When the winds stir the leaves among the poplars, and the long shadows fall athwart the fields; when the winds rise at night, and the branches scrape and crack above the moonlit snow; when in the long hot days the earth is bathed in fragrance, and all the little creatures of the fields are silent; when in the still evenings the flowers perfume the air, and the gravel walks shine white in the moonlight; when the breezes quicken from the distant coast; when the sand shakes beneath the shock of the breakers, and every wave is plumed with white; when the calm eye of the beacon turns to mine, lingers, and turn away, and the surf is yeasty and thick; when I start at the sound of a voice from the cliffs, and my eyes are raised in vain; when the white gulls toss and drift in the storm-clouds, and the water hurries out in the black ebb tide; when I rise and look from the window; when I dress; when I work with pen and colour; when I rest; when I walk; when I sleep – there is one face before my eyes, one name on my lips. For the white shadow is turning gray, and God alone knows the end.
And God alone knows the end, for the mists are crowding, brooding like angry-browed clouds, and I hear the whistle of unseen winds, and my life-flame wavers and sinks and flares, blown hither and thither, tossing, fading, leaping, but fading, always fading.
In a flash, like a printed picture on a screen, illuminated, keenly etched in the white glare, I see the bed, and the people around me, the black gowns, the pale eyes of the doctor, the sponge and basin, the rolls of lint.
Voices, minute but clean-cut and clear as picked harp-strings, tinkle in my ears; the voice of the doctor, other voices, but always the voice of the doctor – "The splinter of bone on the brain; the splinter pressing on the tissues; the depression."
The doctor!
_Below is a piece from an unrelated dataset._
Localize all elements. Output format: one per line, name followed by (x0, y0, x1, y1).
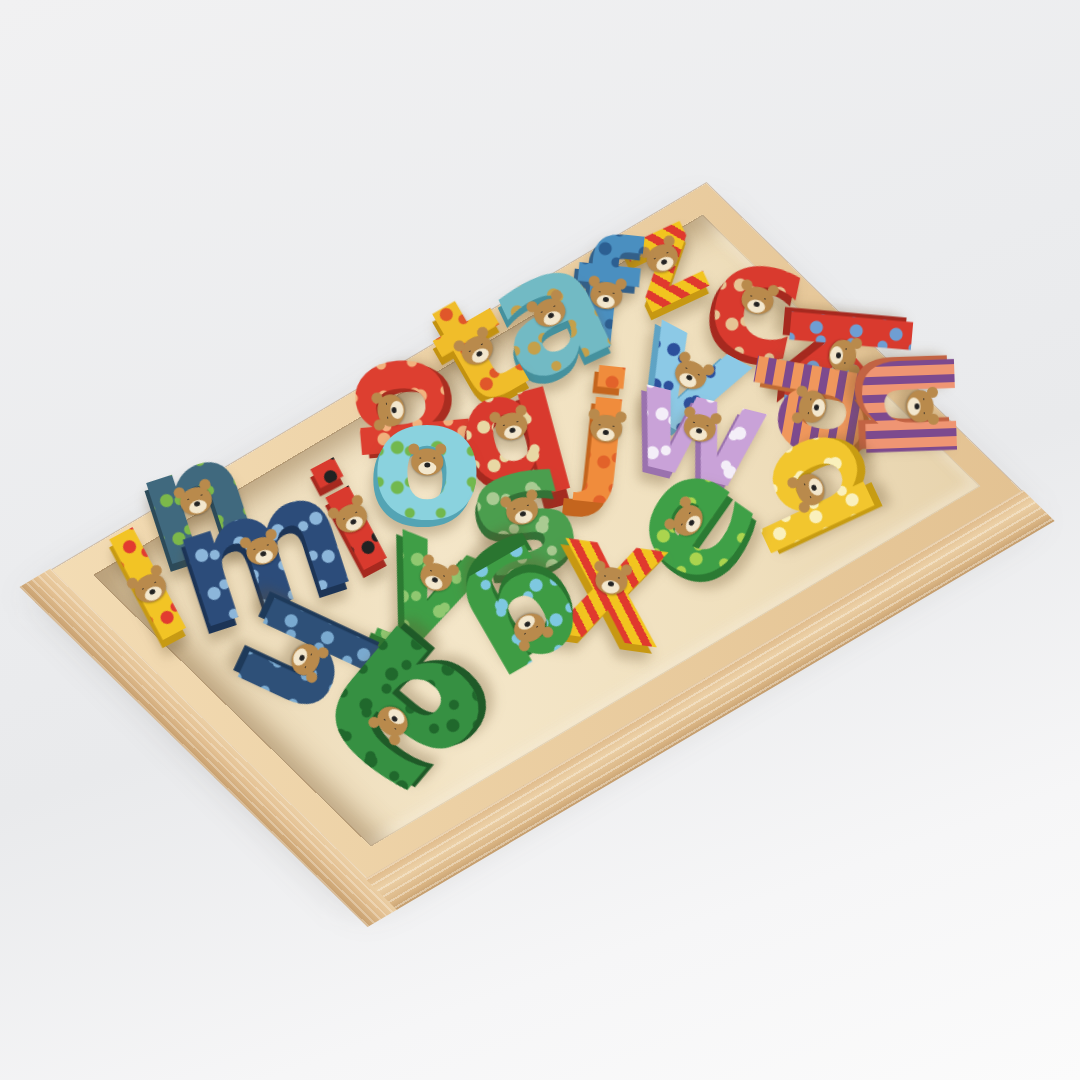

That is the man! That is the man who comes to my side, who follows, follows where I go, who seeks me throughout the world! I saw him as I lay flung on the turf, limp, unconscious, below the cliffs on the Aspen hills; I felt his presence in the studio; I heard him creeping at my heels across the gorse thickets of St. Gildas. And now he has come to cut short the magic second, to turn back time – back, back, into the old worn channels, rock-ribbed and salt with tears.
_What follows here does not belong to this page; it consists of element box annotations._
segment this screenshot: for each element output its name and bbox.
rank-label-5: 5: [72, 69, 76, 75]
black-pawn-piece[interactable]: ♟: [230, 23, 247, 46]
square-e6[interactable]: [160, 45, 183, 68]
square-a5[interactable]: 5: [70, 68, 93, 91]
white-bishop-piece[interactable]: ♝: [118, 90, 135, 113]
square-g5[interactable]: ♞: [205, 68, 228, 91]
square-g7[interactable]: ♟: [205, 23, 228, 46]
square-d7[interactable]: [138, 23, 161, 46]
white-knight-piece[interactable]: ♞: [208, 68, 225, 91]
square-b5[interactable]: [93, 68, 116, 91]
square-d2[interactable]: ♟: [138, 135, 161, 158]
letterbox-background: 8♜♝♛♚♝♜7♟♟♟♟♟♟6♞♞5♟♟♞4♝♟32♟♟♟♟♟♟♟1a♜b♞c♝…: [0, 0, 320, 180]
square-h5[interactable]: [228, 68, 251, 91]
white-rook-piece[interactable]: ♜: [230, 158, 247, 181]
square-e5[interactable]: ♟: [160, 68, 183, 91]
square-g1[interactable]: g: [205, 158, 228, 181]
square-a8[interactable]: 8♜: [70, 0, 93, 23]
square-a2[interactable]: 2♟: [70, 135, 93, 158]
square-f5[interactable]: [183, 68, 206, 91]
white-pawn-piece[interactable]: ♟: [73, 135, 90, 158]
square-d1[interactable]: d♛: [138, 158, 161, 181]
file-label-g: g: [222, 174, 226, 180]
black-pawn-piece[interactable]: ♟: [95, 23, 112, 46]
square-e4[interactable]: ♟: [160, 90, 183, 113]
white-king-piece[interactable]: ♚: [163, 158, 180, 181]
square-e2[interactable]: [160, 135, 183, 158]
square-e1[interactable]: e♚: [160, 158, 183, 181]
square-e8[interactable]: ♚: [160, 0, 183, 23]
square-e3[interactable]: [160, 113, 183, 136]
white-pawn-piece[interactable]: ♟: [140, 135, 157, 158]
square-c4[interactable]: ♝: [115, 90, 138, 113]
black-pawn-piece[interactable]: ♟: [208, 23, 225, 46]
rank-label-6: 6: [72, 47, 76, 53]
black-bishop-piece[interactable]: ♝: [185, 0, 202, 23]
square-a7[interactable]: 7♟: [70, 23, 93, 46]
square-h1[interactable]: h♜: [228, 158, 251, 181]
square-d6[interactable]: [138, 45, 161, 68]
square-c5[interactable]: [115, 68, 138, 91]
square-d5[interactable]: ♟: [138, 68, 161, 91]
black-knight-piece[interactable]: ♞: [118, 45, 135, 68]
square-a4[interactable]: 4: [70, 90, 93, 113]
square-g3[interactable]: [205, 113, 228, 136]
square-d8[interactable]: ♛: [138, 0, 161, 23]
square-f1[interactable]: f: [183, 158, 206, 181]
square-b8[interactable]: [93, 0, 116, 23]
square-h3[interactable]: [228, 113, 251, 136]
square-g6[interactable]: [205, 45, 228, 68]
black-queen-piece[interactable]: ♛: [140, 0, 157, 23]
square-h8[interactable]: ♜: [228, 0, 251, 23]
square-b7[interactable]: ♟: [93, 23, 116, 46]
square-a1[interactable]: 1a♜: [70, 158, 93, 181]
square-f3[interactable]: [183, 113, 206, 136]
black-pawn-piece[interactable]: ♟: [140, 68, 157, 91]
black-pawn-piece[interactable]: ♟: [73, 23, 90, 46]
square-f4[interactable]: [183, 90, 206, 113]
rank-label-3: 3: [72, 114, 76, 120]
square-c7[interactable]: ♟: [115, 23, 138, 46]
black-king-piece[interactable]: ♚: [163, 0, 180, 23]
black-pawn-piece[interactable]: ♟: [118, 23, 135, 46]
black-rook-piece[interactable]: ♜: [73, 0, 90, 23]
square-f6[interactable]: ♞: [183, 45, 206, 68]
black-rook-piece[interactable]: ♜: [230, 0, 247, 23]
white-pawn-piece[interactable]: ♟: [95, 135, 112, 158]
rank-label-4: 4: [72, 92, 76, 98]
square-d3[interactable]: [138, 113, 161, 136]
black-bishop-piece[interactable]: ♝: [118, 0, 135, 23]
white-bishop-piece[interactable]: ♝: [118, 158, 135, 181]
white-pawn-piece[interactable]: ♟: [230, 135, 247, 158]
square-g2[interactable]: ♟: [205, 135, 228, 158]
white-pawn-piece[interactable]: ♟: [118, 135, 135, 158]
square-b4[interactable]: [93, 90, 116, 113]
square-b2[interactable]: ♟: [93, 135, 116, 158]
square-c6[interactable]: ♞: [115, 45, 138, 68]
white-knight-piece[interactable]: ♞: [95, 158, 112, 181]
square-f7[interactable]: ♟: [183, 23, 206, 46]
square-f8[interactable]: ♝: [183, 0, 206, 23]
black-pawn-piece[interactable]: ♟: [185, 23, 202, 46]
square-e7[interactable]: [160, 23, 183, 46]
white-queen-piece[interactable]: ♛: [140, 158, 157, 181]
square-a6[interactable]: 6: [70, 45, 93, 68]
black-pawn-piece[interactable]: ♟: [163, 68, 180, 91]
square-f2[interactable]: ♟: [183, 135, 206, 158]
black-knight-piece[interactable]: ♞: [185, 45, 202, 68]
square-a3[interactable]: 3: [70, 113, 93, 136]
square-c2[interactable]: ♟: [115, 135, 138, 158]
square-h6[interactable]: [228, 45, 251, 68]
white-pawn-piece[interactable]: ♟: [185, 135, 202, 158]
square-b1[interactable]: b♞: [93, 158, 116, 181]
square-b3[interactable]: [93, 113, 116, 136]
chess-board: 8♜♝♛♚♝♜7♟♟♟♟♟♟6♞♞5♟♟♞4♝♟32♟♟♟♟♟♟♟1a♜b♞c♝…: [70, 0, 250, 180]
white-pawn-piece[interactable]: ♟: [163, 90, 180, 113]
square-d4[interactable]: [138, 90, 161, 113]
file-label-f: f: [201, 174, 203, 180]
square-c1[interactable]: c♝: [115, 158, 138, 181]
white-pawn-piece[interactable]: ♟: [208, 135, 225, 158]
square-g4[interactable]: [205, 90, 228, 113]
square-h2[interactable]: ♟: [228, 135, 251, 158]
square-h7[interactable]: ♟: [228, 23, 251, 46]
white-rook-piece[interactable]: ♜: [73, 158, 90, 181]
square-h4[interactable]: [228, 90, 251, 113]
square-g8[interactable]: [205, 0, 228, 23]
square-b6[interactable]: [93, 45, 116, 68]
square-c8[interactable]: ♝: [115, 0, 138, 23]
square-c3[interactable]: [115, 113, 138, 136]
As a leaf of written paper torn in two, so shall my life be torn in two; and the long tear shall mangle the chapter written in rose and gold.
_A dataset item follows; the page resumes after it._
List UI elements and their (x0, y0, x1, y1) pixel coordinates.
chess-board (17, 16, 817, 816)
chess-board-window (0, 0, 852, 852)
Then, too, my shadow, already turned from white to gray, shall fall with a deeper stain wherever I pass; and I shall see the yellow gorse glimmer and turn to golden-rod, and the poplars turn to oaks; and the twin towers of Notre Dame, filmy, lace-carved, and gray with centuries, shall dwindle as I look – dwindle and sway and turn to pines, singing pines that murmur to the winds, blowing across the Aspen hills.